By: Keith Kappes
Columnist
Carter County Times
Ruth Glass, a sociologist, is credited with coining the word “gentrification” in 1964.
It describes the buying and renovation of houses and stores in deteriorated urban neighborhoods by upper or middle income families or individuals, raising property values but often displacing low-income families and small businesses.
A serious concern primarily of city dwellers for many years, this process now has become a reality in rural America.
Gentrification is the best description of the worsening situation in Morehead where a landowner is forcing about 50 families out of a mobile home park at the northern edge of the city alongside I-64.
The 22 acres of land apparently will become the site of commercial and residential development by the same company that created Hamburg Pavilion in Lexington, now one of the state’s largest shopping centers with more than one million square feet of retail space in 70 stores.
The developer is promising to spend $32 million and create 250 new jobs but is not helping with relocation of those being displaced. The owner of the mobile home park has agreed to give each family $1,000 toward the expense of moving their mobile homes, some of which are more than 30 years old.

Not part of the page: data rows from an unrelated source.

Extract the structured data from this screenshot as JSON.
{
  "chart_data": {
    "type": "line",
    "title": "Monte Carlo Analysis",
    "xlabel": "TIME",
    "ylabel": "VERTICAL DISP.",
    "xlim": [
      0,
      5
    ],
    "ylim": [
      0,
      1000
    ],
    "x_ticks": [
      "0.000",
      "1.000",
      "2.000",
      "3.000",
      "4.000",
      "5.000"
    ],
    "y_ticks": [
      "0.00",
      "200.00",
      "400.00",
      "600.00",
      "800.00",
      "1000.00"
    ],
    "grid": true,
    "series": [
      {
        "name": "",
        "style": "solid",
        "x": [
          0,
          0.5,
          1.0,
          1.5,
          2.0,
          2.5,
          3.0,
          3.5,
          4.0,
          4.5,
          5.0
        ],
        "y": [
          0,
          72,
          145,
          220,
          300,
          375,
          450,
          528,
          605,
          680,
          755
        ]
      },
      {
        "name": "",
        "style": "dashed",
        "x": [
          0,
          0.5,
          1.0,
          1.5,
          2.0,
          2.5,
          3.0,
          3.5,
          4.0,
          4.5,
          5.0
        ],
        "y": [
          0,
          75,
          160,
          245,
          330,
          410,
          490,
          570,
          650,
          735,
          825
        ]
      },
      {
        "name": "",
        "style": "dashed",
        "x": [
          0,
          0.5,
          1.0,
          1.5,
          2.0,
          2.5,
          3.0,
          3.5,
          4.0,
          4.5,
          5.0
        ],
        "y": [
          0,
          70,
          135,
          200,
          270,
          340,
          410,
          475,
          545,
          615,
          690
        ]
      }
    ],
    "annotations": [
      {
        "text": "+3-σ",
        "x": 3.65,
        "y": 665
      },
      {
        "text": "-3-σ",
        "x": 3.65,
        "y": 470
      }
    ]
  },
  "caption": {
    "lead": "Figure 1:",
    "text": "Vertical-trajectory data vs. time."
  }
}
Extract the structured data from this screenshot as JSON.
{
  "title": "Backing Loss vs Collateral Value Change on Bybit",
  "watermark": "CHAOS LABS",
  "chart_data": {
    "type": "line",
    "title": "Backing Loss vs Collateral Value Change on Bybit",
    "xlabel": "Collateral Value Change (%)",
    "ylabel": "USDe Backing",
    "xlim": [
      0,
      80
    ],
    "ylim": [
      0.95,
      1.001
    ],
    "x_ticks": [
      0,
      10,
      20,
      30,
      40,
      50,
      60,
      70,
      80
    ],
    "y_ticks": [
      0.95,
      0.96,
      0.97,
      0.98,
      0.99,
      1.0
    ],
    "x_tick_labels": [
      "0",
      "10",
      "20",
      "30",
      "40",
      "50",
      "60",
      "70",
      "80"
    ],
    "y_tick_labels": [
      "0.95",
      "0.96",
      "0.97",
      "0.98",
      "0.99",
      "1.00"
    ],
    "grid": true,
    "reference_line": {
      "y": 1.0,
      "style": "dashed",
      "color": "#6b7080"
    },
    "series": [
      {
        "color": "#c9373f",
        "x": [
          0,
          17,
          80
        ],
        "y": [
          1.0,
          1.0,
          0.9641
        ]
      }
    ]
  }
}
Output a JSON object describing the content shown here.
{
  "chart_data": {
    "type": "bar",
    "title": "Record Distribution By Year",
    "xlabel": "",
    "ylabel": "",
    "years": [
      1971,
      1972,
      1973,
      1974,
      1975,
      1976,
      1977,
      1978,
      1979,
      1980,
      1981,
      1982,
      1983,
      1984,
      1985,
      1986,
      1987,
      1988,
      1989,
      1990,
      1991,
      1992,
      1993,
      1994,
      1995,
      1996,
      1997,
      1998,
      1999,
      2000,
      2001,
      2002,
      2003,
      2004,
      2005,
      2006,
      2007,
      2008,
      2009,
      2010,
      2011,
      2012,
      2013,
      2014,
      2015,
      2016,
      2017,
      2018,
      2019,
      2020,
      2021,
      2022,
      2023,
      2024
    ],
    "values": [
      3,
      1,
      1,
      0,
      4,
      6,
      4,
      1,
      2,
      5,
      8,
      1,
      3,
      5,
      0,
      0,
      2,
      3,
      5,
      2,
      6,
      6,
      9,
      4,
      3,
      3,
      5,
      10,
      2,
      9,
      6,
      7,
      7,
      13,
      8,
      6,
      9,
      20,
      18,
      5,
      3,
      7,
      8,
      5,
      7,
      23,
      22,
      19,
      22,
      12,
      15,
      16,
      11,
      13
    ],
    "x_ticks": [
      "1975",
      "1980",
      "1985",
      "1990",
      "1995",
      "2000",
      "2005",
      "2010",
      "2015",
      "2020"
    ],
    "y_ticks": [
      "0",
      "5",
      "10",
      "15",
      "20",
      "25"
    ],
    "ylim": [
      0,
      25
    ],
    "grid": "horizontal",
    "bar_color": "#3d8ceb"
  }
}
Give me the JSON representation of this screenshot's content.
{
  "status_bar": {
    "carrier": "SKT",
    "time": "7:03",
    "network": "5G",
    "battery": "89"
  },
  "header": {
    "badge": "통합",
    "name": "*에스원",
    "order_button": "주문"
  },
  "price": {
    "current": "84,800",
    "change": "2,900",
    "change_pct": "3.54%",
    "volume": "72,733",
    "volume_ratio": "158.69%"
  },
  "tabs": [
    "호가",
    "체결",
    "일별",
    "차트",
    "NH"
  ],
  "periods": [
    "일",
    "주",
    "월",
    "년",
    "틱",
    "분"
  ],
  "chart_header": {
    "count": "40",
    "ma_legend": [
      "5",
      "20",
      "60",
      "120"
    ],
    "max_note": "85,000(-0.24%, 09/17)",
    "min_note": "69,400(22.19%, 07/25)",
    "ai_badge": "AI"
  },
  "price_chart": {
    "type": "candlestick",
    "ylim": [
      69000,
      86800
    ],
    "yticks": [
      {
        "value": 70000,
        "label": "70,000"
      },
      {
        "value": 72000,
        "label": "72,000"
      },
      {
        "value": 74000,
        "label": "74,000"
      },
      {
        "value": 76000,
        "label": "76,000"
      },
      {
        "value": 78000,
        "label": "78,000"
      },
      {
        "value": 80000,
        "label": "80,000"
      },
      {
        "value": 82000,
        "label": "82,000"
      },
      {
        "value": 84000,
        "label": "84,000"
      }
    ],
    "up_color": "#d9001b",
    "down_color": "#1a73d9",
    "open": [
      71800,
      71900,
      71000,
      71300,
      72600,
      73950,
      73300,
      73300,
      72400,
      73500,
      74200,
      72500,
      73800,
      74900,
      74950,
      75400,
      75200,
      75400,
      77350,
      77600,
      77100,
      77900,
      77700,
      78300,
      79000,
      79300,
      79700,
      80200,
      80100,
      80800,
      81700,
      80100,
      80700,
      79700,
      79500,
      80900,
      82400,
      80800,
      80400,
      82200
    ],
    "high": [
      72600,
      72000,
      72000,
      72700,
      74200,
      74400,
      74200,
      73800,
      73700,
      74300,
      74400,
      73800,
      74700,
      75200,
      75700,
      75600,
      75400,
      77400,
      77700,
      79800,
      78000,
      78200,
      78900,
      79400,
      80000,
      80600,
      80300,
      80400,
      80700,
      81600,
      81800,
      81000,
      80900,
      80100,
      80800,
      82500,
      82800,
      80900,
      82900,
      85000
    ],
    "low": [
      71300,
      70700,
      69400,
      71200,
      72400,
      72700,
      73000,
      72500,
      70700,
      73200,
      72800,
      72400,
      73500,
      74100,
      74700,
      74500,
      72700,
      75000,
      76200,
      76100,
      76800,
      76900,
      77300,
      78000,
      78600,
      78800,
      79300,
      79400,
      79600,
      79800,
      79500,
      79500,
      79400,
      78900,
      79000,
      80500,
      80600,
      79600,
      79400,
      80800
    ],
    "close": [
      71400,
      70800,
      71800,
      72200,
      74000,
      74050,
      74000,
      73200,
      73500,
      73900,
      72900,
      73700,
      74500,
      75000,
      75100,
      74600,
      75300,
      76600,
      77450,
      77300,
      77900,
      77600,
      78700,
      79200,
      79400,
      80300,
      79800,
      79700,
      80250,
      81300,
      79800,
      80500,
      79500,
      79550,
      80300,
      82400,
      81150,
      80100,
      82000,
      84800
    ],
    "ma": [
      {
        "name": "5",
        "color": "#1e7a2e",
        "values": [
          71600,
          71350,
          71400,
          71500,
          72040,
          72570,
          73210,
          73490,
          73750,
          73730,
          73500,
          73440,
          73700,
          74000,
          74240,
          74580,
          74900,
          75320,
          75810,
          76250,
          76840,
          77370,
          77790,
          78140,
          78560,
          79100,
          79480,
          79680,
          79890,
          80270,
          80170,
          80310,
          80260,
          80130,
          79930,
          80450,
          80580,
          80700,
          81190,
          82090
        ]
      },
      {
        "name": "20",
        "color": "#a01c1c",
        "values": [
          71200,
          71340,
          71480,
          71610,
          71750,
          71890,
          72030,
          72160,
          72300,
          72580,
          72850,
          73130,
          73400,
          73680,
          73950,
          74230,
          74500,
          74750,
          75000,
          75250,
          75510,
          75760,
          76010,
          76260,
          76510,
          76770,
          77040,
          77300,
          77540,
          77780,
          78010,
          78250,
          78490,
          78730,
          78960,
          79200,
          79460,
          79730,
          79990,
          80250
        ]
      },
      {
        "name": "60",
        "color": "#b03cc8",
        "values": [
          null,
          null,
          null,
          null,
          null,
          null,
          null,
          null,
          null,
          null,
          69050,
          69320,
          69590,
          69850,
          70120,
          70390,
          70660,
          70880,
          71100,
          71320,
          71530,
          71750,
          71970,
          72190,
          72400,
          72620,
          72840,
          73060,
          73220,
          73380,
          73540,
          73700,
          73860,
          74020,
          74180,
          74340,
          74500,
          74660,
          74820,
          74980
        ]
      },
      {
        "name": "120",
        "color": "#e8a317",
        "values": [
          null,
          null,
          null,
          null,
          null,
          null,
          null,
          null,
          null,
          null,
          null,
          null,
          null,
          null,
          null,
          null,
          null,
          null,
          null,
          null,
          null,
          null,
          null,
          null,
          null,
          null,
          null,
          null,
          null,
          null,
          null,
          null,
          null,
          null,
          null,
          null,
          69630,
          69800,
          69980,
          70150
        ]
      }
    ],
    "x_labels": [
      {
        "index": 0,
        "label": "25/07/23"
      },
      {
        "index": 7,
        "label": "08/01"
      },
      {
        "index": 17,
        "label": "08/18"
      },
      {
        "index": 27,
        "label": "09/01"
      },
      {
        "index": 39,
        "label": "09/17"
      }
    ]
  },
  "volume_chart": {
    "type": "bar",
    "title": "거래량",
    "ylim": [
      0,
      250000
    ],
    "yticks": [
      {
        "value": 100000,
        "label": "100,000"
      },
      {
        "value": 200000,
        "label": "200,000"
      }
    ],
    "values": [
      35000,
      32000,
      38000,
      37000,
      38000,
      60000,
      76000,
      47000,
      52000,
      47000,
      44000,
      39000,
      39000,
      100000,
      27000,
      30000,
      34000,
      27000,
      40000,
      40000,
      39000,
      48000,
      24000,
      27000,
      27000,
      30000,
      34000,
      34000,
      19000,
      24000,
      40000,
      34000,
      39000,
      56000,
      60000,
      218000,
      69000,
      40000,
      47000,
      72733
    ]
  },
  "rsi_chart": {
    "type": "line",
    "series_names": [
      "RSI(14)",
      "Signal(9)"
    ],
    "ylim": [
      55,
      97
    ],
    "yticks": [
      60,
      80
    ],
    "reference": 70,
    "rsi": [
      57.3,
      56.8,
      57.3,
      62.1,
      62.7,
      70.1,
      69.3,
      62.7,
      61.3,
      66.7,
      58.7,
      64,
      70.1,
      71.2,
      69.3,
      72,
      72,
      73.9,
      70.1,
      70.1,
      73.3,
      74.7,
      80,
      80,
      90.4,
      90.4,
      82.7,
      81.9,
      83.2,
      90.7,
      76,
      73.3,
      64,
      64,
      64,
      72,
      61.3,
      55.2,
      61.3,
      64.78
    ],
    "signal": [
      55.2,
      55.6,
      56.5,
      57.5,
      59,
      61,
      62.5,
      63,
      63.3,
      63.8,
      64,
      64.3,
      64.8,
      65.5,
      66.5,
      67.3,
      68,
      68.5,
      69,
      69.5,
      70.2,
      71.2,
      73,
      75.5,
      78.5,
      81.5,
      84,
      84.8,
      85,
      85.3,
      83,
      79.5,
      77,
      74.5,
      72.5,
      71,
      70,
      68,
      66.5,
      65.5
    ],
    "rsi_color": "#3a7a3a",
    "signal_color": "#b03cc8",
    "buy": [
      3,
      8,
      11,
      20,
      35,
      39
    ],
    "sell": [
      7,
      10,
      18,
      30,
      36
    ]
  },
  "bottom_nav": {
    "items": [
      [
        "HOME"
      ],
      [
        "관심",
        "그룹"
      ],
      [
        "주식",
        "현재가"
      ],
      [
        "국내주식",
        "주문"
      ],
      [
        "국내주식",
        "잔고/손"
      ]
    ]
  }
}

Considering the cost of rental housing in a college town and the fact that most mobile home parks won’t accept units older than 25 years, most of the residents are in a tough spot.

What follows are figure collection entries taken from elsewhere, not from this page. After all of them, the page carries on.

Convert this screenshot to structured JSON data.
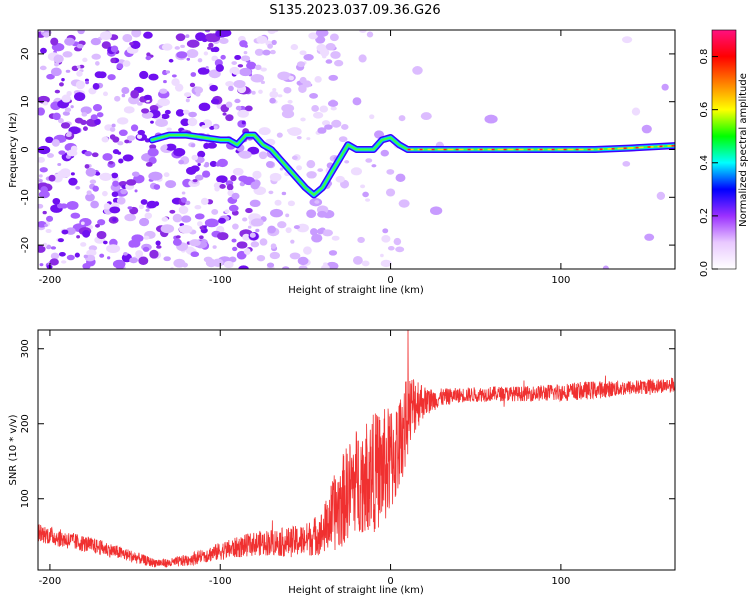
{
  "title": "S135.2023.037.09.36.G26",
  "chart_data": [
    {
      "type": "heatmap",
      "xlabel": "Height of straight line (km)",
      "ylabel": "Frequency (Hz)",
      "xlim": [
        -207,
        167
      ],
      "ylim": [
        -25,
        25
      ],
      "xticks": [
        -200,
        -100,
        0,
        100
      ],
      "yticks": [
        -20,
        -10,
        0,
        10,
        20
      ],
      "colorbar": {
        "label": "Normalized spectral amplitude",
        "range": [
          0.0,
          0.9
        ],
        "ticks": [
          0.0,
          0.2,
          0.4,
          0.6,
          0.8
        ],
        "colors": [
          "#ffffff",
          "#e9c9ff",
          "#9b30ff",
          "#0000ff",
          "#00ffff",
          "#00ff00",
          "#ffff00",
          "#ff8000",
          "#ff0000",
          "#ff1080"
        ]
      },
      "ridge": {
        "x": [
          -140,
          -130,
          -120,
          -110,
          -100,
          -95,
          -90,
          -85,
          -80,
          -75,
          -70,
          -65,
          -60,
          -55,
          -50,
          -45,
          -40,
          -35,
          -30,
          -25,
          -20,
          -15,
          -10,
          -5,
          0,
          5,
          10,
          20,
          40,
          60,
          80,
          100,
          120,
          140,
          167
        ],
        "y": [
          2,
          3,
          3,
          2.5,
          2,
          2,
          1,
          3,
          3,
          1,
          0,
          -2,
          -4,
          -6,
          -8,
          -9.5,
          -8,
          -5,
          -2,
          1,
          0,
          0,
          0,
          2,
          2.5,
          1,
          0,
          0,
          0,
          0,
          0,
          0,
          0,
          0.3,
          0.8
        ]
      }
    },
    {
      "type": "line",
      "xlabel": "Height of straight line (km)",
      "ylabel": "SNR (10 * v/v)",
      "xlim": [
        -207,
        167
      ],
      "ylim": [
        5,
        325
      ],
      "xticks": [
        -200,
        -100,
        0,
        100
      ],
      "yticks": [
        100,
        200,
        300
      ],
      "series": [
        {
          "color": "#f03030",
          "x": [
            -207,
            -190,
            -170,
            -150,
            -140,
            -130,
            -120,
            -110,
            -100,
            -90,
            -80,
            -70,
            -60,
            -50,
            -40,
            -35,
            -30,
            -25,
            -20,
            -15,
            -10,
            -5,
            0,
            5,
            10,
            15,
            20,
            25,
            30,
            40,
            60,
            80,
            100,
            120,
            140,
            167
          ],
          "values": [
            55,
            45,
            35,
            22,
            15,
            14,
            18,
            24,
            30,
            35,
            40,
            42,
            42,
            45,
            55,
            75,
            90,
            110,
            125,
            130,
            135,
            140,
            150,
            170,
            210,
            230,
            230,
            232,
            235,
            238,
            240,
            240,
            242,
            245,
            248,
            252
          ],
          "noise": [
            12,
            12,
            10,
            8,
            6,
            6,
            8,
            10,
            12,
            14,
            16,
            18,
            20,
            22,
            30,
            45,
            60,
            65,
            70,
            75,
            80,
            80,
            75,
            65,
            55,
            40,
            20,
            15,
            12,
            10,
            10,
            10,
            12,
            12,
            10,
            10
          ]
        }
      ]
    }
  ]
}
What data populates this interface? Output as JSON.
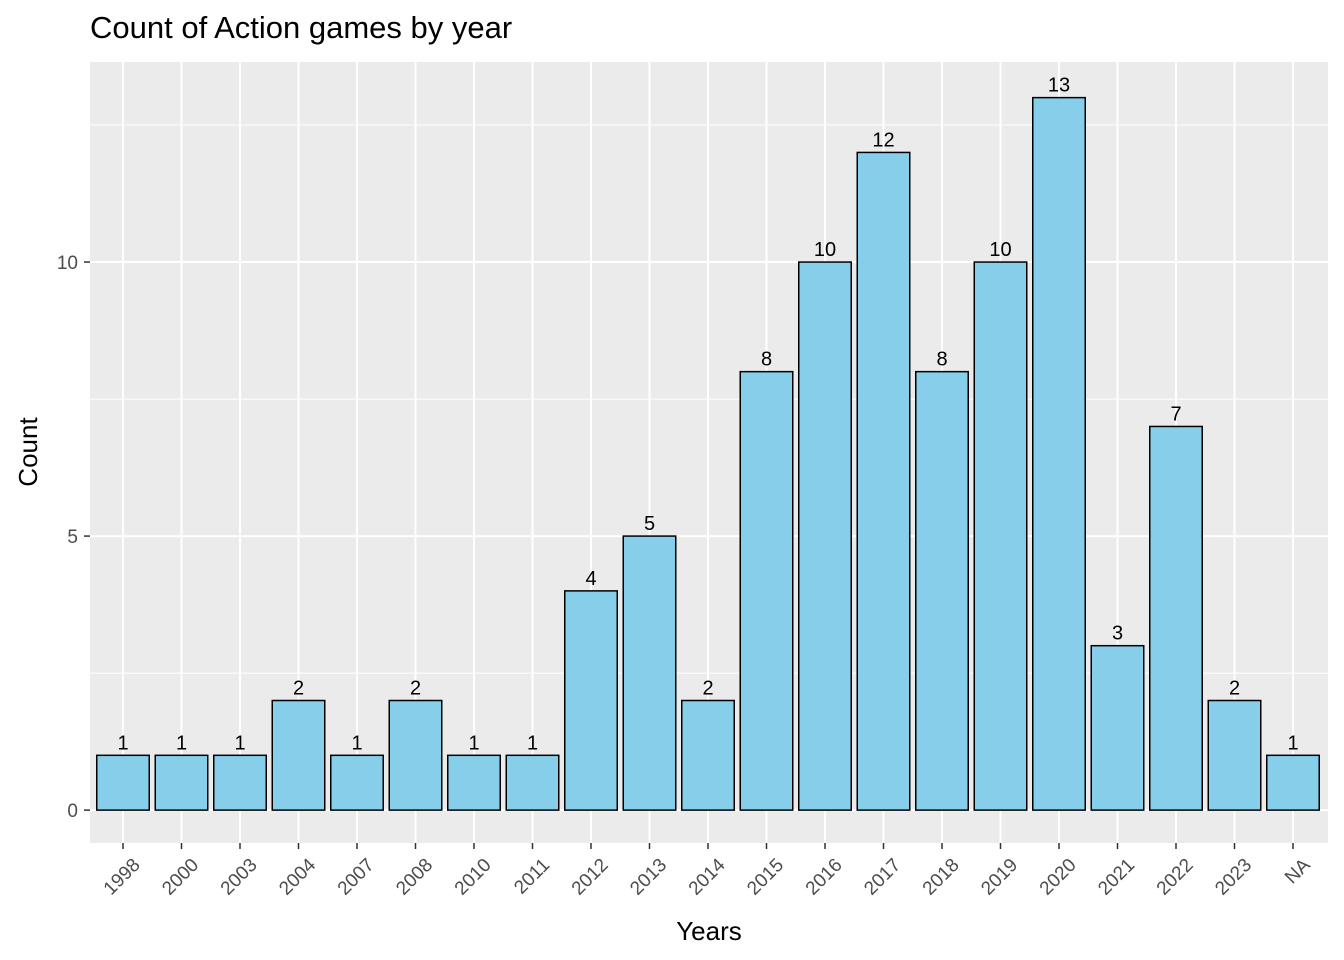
{
  "chart_data": {
    "type": "bar",
    "title": "Count of Action games by year",
    "xlabel": "Years",
    "ylabel": "Count",
    "categories": [
      "1998",
      "2000",
      "2003",
      "2004",
      "2007",
      "2008",
      "2010",
      "2011",
      "2012",
      "2013",
      "2014",
      "2015",
      "2016",
      "2017",
      "2018",
      "2019",
      "2020",
      "2021",
      "2022",
      "2023",
      "NA"
    ],
    "values": [
      1,
      1,
      1,
      2,
      1,
      2,
      1,
      1,
      4,
      5,
      2,
      8,
      10,
      12,
      8,
      10,
      13,
      3,
      7,
      2,
      1
    ],
    "y_ticks": [
      0,
      5,
      10
    ],
    "ylim": [
      -0.6,
      13.65
    ],
    "grid": true,
    "legend": "none",
    "colors": {
      "bar_fill": "#87CEEB",
      "bar_stroke": "#000000",
      "panel_bg": "#EBEBEB",
      "grid_major": "#FFFFFF",
      "tick_text": "#4D4D4D"
    }
  }
}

Some complain that Morehead and Rowan County governments helped make this unfairness possible by establishing a TIF (tax increment financing district) at the site.
Designed to spur economic development in blighted neighborhoods, a TIF allows a developer to keep as much as 90 percent of property and sales taxes generated by the property to recover infrastructure costs over 30 years. In this case, that figure is estimated at $11 million.

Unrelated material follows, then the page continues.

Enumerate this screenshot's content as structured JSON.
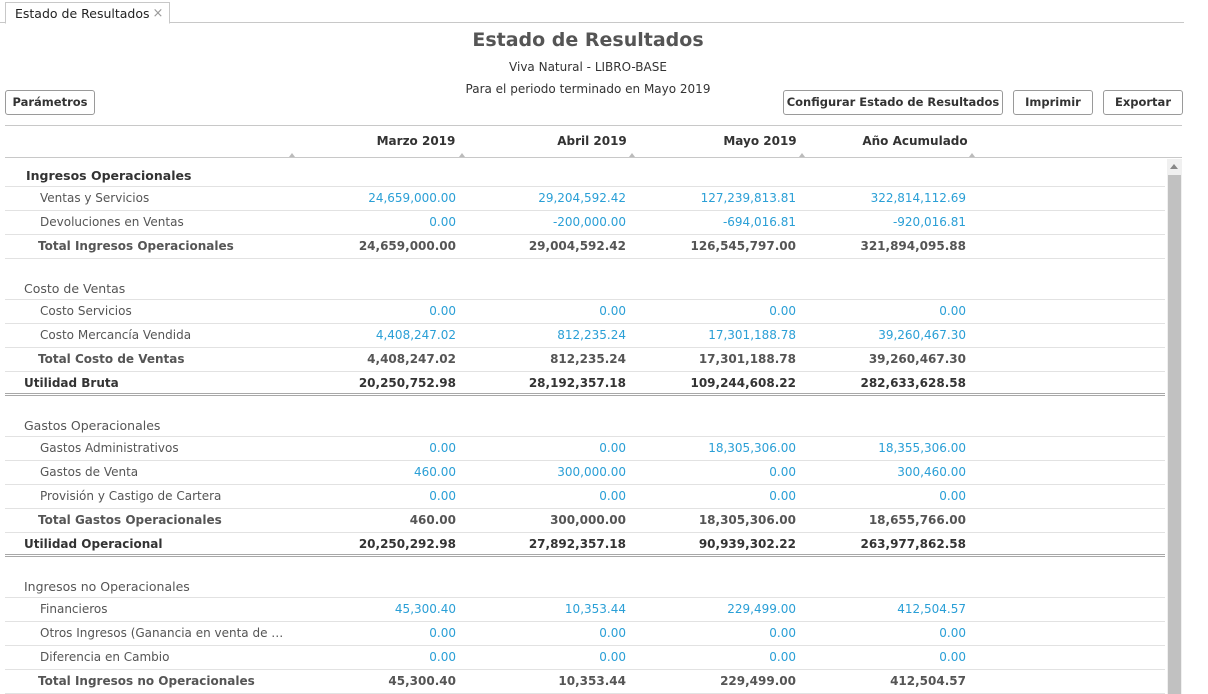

Another TIF was created earlier to help lure a new hotel downtown adjacent to the Morehead Conference Center. That project is on hold because of the pandemic’s impact on tourism.
Morehead Mayor Laura White-Brown and Rowan Judge-Executive Harry Clark say they are sympathetic to those being displaced but can do nothing officially because the sale and reuse of the property involve only private enterprise.
If the development were a project of federal, state, or local government, the residents would be entitled to relocation expenses, perhaps even fair market value for trailers too old to move.
A new community activist group, Justice 4 North Fork, and Frontier Housing are trying to help the families affected but time is running out. The deadline to vacate is April 30. Some residents already have abandoned their homes.
The mobile home park is named for the nearby North Fork of Triplett Creek which flows into the Licking River below Cave Run Lake.
As the situation stands today, the park’s name is most appropriate because those 50 families literally are up the creek without any sign of a paddle.